Monday, June 28, 2010

Quartz!


If you break down the composition of the earth's crust element by element, the two most common present in the rocks of the planet are 1) oxygen (locked up into solid molecules, of course) and 2) silicon.

So would it really surprise anyone that the single most common mineral on the crust of the earth is made of silicon and oxygen? Silicon Dioxide...better known as "quartz."

SiO2 is, in addition, the basis for many of the rest of the crystalline minerals, and it has a central role in the field of geochemistry.

Let's take the rest of the most common elements on the earth's crust: sodium, potassium, chlorine, aluminum, magnesium, iron, nickel.

When combined with oxygen, the metals form metallic oxides and non-metallic oxides. When the two types of oxides combine with SiO2, you get two major types of minerals in the earth's crust. When quartz comes together with the non-metallic oxides like potassium oxide, it creates the feldspars, the largest group of minerals on the earth's crust, defined by being light in color. On the other hand, when SiO2 combines with metallic oxide like ferric oxide or ferrous oxide (the difference between the two is an extra atom of oxygen in the valence) you get the ferromagnesian group of minerals.

The importance of quartz doesn't just stop there though. Water is a near-universal solvent and has a great way of breaking things down. The reason that the ocean is salty is because water dissolves the components of most continental rocks, including those made with sodium and chloride...which then proceed to combine in the water as sodium chloride, or sea salt. What happens to the quartz, though? The oxygen is dissolved in water, but the Silicon atom combines again with some others as a result of combining with water to create the various minerals we call the "clay" groups.

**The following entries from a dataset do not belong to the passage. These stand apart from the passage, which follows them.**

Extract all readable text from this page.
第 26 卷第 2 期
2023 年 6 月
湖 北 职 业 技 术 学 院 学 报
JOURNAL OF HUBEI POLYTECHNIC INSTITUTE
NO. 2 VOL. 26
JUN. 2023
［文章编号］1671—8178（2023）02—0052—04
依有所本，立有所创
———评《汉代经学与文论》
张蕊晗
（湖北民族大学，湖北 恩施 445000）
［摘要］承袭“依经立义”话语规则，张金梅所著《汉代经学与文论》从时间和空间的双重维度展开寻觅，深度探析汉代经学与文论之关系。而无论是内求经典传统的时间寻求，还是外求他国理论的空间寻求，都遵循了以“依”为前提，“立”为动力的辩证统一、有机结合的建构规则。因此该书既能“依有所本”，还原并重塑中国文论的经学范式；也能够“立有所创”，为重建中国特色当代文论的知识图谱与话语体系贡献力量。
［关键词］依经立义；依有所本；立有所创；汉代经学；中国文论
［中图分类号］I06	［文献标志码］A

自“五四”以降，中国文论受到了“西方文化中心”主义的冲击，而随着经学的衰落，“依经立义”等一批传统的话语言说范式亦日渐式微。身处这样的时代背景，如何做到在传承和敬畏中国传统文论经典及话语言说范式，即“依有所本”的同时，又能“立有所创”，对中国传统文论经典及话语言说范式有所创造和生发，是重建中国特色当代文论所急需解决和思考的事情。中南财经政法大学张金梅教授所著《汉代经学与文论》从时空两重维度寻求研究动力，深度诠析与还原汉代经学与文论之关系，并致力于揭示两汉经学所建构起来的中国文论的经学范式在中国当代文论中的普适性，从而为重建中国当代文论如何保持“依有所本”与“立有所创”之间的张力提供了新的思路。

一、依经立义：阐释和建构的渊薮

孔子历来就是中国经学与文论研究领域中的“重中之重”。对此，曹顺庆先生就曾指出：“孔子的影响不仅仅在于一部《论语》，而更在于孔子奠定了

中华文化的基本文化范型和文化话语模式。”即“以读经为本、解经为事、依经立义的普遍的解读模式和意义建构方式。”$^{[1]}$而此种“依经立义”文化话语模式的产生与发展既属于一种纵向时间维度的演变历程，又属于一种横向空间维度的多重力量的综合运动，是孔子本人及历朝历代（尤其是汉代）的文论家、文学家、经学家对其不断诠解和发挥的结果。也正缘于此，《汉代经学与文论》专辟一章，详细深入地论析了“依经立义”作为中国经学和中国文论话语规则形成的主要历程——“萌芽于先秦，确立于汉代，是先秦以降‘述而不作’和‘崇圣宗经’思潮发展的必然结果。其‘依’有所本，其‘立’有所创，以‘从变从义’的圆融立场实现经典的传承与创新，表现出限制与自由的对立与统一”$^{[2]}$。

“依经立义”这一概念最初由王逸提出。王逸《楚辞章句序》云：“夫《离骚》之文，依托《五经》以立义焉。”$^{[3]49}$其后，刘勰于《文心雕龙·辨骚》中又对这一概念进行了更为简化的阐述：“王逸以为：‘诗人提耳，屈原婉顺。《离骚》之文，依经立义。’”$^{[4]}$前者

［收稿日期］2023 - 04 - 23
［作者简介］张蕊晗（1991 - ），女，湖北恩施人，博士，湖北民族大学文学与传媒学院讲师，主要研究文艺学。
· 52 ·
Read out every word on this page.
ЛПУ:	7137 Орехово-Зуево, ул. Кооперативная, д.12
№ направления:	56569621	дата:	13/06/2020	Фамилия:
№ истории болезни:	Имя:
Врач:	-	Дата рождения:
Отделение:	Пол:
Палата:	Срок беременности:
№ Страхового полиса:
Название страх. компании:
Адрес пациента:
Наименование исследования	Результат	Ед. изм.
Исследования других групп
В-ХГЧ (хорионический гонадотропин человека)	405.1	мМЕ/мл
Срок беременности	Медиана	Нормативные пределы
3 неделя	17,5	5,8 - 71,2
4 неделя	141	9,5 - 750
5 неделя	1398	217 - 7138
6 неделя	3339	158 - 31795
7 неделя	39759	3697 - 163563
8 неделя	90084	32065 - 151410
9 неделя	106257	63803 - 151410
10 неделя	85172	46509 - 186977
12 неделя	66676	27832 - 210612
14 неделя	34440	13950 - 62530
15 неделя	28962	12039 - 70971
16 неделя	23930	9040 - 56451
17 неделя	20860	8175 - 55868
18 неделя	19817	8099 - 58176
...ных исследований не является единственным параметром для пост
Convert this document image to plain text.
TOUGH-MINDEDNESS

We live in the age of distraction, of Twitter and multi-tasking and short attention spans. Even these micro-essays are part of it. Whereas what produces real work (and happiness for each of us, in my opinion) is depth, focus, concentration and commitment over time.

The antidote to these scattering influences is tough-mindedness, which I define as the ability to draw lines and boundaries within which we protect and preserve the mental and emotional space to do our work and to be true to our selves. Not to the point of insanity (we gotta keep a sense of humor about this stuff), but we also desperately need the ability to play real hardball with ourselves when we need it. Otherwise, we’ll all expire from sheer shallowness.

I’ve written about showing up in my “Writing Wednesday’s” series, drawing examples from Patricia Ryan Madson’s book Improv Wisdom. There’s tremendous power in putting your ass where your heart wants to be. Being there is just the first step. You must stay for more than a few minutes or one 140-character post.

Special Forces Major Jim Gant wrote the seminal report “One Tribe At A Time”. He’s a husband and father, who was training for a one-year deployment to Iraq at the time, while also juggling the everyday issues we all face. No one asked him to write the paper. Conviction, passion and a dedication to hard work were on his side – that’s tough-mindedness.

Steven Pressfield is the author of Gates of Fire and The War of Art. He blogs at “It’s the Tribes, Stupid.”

All things considered, quartz is pretty busy!

Quartz also has a really extraordinary property: because its crystalline structure is symmetrical it's piezoelectric, which means that it produces an electrical current when pressure is applied and the shape of the crystal is changed - or alternatively, the shape of the crystal changes when electricity is applied. This is because as it is perfectly symmetrical, it is impossible to separate its changes from pressure. Crystals can exist in one of 32 different forms - 20 of which are non-symmetrical, and quartz lucked out in that it can work this way.

Quartz crystals are generally useful when it's necessary to change energy from one form to another. Microphones turn sound to electrical energy. Though quartz was the first piezoelectric material discovered, it's barely used for that purpose these days: materials with large crystals are common like ceramic oxides (which are usually crystals of things like aluminum oxide).

Crystals are often used to power gadgets in science fiction like laser beams, but their greatest utility is in sound alteration: as quartz crystals work better at high frequencies, they're better at ultrasonics than normal sound waves.